Я много раз представлял себе встречу с Егором Егоровичем. И думал, что у нас получится душевный разговор. Я уже давно-давно решил рассказать ему все-все, попросить у него совета, помощи. А теперь эти его первые слова обозлили меня, и я в ответ возразил с вызовом:

— Серафим Иванович не тип, а такой же фронтовик, как и мы.

— Меня с ним не равняй, — сказал Егор Егорович, — а сам как хочешь. И тебе вроде бы равняться с ним не резон.

— Для меня все фронтовики одинаковые, — проговорил я, хотя думал совсем другое.

— Быстро ты с ним спелся, — сказал Егор Егорович. — Когда письмо тебе писал, не думал, что ты с ним. А оно вон, извиняюсь, что…

— А я и не нуждался в вашем письме, — вдруг сказал я и, не понимая, что со мной происходит, пошел прочь.

— Постой! — окликнул Егор Егорович.

Конечно, следовало бы остановиться и подойти к нему, но мне словно вожжа под хвост попала. Я обернулся и сказал, чувствуя, как внутри у меня все переворачивается:

— Не нуждаюсь в вашей помощи. Понятно вам? Не нуждаюсь!..

— Ну и шут с тобой! — крикнул мне вслед Егор Егорович. На душе стало неспокойно. Гребя сапогами снег, я поплелся на базар.

— Где тебя нелегкая носит? — встретил меня Серафим Иванович, как только я подошел к нему.

— Где надо, там и носит! — грубо ответил я. — Это мое дело!

Серафим Иванович покосился на чемоданы.

— Ну? Как кино?

— Не посмотрел.

— Чего?

— Все билеты распроданы.

— Где ж ты по сю пору шастал?

— По станице ходил. Кондратьевича встретил и Анюту. Серафим Иванович изобразил на лице понимание.

Я помолчал и договорил:

— Егора Егоровича тоже встретил.

Серафим Иванович поднял брови.

— Все по райисполкомам бегает, все старается.

«А мы спекулируем, — подумал я. — Он о других беспокоится, а мы для себя хапаем».

Вслух я ничего не сказал. Просто не было сил сейчас спорить с ним. Не хотелось ни о чем говорить.

— Не тушуйся, — толкнул меня в плечо Серафим Иванович. — У нас скоро денег во сколько будет! — Он развел в стороны руки.

«Черт бы побрал эти деньги!» — подумал я.

19

В окно постучали.

— Кто? — Серафим Иванович насторожился, накрыл газетой разложенные на кровати деньги.

— Василиса Григорьевна, на собранию! — прокричал чей-то голос.

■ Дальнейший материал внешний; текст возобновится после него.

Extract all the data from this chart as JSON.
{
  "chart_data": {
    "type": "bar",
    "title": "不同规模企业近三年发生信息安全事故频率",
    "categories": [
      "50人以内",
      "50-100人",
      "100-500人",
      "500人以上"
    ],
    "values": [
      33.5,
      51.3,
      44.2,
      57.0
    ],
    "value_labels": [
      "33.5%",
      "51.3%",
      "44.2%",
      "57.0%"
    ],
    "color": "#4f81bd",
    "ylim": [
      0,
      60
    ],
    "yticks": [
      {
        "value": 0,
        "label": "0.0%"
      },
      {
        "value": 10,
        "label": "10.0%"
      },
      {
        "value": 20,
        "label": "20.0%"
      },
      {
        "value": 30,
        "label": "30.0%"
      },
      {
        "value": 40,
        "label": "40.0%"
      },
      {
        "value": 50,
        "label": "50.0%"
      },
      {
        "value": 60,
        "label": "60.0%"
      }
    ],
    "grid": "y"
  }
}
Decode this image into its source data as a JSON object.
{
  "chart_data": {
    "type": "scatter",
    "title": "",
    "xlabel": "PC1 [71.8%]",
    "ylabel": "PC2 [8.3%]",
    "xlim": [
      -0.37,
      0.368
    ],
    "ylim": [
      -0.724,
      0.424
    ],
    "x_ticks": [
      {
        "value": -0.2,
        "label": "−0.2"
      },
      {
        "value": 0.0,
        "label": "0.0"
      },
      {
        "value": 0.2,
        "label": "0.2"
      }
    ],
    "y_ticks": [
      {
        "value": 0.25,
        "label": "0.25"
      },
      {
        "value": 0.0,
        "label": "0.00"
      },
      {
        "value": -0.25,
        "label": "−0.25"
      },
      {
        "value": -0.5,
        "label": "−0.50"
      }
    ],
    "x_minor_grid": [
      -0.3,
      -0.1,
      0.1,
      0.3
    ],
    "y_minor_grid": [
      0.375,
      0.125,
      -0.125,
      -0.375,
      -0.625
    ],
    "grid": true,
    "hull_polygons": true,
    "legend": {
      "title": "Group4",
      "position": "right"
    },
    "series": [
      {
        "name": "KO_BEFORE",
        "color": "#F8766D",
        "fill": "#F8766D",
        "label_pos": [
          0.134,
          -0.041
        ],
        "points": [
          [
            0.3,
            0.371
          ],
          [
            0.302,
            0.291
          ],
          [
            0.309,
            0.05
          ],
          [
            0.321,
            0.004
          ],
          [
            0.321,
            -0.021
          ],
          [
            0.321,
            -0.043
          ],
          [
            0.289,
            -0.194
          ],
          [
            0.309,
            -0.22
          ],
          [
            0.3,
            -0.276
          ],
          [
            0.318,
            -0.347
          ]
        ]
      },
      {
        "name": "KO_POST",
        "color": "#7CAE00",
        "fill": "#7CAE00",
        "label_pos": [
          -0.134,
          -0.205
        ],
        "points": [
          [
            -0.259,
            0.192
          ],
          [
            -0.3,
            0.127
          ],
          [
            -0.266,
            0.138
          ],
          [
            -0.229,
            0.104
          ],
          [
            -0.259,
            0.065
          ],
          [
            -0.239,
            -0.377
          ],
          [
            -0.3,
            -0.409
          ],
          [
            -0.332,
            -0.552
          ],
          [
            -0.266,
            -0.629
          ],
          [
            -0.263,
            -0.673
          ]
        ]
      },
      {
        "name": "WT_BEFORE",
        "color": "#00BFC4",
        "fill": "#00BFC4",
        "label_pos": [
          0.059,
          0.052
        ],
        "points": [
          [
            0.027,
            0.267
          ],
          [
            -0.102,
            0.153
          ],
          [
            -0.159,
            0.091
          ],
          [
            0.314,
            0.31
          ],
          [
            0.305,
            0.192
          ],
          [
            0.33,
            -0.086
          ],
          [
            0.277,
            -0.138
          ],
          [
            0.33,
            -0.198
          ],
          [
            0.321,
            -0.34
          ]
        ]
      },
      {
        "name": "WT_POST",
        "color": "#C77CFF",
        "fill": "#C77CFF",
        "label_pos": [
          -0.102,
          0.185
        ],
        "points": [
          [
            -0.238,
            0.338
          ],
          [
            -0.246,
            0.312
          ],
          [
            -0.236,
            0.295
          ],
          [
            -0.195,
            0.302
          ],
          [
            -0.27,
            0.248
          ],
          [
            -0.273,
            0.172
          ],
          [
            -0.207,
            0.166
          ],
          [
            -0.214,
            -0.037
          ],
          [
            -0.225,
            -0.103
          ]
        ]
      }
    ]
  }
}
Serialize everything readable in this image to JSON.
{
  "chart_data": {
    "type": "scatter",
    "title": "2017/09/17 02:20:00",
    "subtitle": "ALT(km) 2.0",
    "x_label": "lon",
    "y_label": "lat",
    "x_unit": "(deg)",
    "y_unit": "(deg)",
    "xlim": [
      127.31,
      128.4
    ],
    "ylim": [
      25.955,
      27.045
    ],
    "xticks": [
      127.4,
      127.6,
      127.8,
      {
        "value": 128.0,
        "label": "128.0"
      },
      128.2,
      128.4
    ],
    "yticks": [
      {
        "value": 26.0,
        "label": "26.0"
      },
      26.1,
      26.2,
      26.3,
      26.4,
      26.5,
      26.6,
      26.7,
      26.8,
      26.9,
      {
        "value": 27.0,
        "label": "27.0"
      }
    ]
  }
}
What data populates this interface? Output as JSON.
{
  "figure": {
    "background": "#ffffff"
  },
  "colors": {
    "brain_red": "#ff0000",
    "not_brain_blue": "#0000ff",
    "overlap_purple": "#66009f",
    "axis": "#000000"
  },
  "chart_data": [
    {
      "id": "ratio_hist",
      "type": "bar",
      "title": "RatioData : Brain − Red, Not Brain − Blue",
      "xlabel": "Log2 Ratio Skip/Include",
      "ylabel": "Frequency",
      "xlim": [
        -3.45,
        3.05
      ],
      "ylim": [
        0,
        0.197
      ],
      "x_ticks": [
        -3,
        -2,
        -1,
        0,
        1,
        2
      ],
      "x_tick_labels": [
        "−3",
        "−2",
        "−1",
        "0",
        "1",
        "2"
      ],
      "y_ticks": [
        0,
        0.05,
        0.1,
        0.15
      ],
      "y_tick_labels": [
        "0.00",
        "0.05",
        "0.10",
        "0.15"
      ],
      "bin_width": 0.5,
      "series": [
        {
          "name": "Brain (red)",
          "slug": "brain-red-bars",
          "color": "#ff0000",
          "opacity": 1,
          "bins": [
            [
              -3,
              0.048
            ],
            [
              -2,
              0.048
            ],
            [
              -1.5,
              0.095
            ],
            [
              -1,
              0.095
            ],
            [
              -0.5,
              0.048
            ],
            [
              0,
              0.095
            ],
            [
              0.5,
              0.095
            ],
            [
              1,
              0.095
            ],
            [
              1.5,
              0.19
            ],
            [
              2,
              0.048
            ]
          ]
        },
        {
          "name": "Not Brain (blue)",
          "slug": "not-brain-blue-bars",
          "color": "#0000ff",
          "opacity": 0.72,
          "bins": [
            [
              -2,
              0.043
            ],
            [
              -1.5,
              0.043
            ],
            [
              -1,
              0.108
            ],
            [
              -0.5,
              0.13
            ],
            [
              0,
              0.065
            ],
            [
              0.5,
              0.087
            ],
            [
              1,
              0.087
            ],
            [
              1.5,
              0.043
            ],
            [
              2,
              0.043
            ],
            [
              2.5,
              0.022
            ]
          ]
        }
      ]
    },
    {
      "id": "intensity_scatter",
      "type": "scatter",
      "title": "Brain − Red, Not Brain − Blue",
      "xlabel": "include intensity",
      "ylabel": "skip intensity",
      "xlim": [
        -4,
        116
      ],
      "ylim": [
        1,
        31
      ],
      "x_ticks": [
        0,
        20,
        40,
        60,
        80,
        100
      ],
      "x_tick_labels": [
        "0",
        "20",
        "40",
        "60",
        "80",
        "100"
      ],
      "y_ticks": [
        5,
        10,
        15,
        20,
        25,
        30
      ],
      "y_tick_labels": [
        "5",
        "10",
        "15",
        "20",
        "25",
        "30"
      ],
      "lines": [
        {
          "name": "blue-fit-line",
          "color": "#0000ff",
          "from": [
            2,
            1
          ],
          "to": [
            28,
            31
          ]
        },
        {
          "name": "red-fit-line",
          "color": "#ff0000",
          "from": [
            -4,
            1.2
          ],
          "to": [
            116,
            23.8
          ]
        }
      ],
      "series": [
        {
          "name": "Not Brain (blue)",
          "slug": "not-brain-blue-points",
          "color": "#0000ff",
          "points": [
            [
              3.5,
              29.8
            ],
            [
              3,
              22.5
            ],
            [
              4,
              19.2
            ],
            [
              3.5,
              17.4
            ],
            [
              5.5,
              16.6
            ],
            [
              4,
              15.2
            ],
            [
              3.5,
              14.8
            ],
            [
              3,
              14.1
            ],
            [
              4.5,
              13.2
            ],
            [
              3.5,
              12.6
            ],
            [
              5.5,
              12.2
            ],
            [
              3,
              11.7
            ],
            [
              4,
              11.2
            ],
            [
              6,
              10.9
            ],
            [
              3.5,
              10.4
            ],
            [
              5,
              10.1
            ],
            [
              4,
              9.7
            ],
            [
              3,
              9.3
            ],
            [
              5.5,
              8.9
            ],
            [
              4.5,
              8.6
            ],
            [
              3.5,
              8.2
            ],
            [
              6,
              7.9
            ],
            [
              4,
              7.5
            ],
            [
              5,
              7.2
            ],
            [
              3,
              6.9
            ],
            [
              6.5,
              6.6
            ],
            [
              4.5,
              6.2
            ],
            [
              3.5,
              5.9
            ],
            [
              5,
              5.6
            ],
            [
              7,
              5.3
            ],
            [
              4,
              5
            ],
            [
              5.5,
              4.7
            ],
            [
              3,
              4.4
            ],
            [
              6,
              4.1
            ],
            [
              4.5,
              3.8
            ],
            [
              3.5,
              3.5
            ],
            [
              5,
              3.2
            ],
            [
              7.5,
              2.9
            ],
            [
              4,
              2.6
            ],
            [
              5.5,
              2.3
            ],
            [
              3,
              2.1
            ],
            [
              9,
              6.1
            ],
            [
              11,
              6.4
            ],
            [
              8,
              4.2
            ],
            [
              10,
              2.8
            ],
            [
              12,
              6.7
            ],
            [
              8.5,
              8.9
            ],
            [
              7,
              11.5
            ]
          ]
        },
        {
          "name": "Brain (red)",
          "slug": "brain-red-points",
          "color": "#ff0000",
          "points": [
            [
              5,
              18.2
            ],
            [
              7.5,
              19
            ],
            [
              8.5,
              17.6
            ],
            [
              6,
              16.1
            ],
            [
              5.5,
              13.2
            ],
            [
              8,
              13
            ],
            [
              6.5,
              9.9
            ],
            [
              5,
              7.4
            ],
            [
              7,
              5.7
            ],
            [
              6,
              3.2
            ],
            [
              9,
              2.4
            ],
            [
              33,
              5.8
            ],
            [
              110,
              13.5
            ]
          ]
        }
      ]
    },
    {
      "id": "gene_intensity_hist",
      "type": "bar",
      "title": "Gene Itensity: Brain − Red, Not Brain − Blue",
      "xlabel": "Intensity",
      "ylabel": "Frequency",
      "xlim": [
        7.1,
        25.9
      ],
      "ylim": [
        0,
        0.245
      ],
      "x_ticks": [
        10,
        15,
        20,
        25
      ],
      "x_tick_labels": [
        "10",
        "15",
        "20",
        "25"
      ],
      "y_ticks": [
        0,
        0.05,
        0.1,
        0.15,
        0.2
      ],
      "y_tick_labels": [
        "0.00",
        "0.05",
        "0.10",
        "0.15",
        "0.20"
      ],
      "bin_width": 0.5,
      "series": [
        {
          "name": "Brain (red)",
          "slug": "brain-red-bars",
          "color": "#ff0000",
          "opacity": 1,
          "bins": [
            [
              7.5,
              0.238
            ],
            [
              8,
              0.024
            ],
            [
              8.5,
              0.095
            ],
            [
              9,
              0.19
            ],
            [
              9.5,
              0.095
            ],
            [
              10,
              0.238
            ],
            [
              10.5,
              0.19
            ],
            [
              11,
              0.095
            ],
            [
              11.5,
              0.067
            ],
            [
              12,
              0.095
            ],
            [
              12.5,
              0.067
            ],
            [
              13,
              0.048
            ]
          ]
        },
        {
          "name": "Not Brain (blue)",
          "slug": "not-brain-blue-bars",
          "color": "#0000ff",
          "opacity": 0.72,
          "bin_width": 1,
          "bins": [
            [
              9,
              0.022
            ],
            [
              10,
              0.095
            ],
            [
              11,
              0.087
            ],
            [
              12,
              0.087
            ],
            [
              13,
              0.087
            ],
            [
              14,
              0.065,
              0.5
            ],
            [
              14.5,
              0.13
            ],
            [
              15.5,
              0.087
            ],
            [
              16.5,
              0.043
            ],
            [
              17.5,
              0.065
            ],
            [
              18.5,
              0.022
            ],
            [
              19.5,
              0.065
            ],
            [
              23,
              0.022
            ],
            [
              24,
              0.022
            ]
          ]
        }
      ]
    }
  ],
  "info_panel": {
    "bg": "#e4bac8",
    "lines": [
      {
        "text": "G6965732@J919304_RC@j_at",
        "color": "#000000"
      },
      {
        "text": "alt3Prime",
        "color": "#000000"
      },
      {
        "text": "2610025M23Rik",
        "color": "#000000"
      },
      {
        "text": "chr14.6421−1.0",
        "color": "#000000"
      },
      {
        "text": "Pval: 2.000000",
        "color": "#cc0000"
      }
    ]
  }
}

Она выкатилась из кухни, вытерла о фартук выпачканные мукой руки и запричитала:

— Ох ты, чтоб тебя! А я пироги наладила печь. Запамятовала про собранию-то… Мабудь, ты, Иванович, сходишь?

— Чего я не видел тама? — Серафим Иванович восседал на кровати, раскладывая деньги — трешки к трешкам, пятерки к пятеркам, десятки к десяткам.

Каждый раз, придя с базара, Серафим Иванович подсчитывал выручку. Лицо у него при этом расслаблялось, в глазах появлялась теплота.

— Знатно сегодня поторговали, — говорил он, любовно разглаживая мятые бумажки. — На рупь три вышло. Каждый бы день так.

Сберкасс он не признавал и две пачки сотенных, перевитые для прочности шпагатом, носил всегда при себе в специально сшитом мешочке, который пришпиливал тремя ржавыми булавками к подкладке кителя. Я глядел на эти деньги и думал, что если бы имел хоть половину, то сразу накупил бы много хороших вещей себе, Вальке, матери. Конечно, и Катюше сделал бы подарок, она ведь всегда относилась ко мне хорошо.

— Значит, самой придется идтить, — сказала Василиса Григорьевна и стала развязывать фартук.

— А ты не ходи.

— Нельзя, — возразила Василиса Григорьевна. — Наш председатель такую критику наведеть — на весь хутор ославишься. Да и любопытно узнать, о чем разговор пойдеть.

— Ладно, — согласился Серафим Иванович. — Схожу. А ты пироги лепи — люблю горяченькие.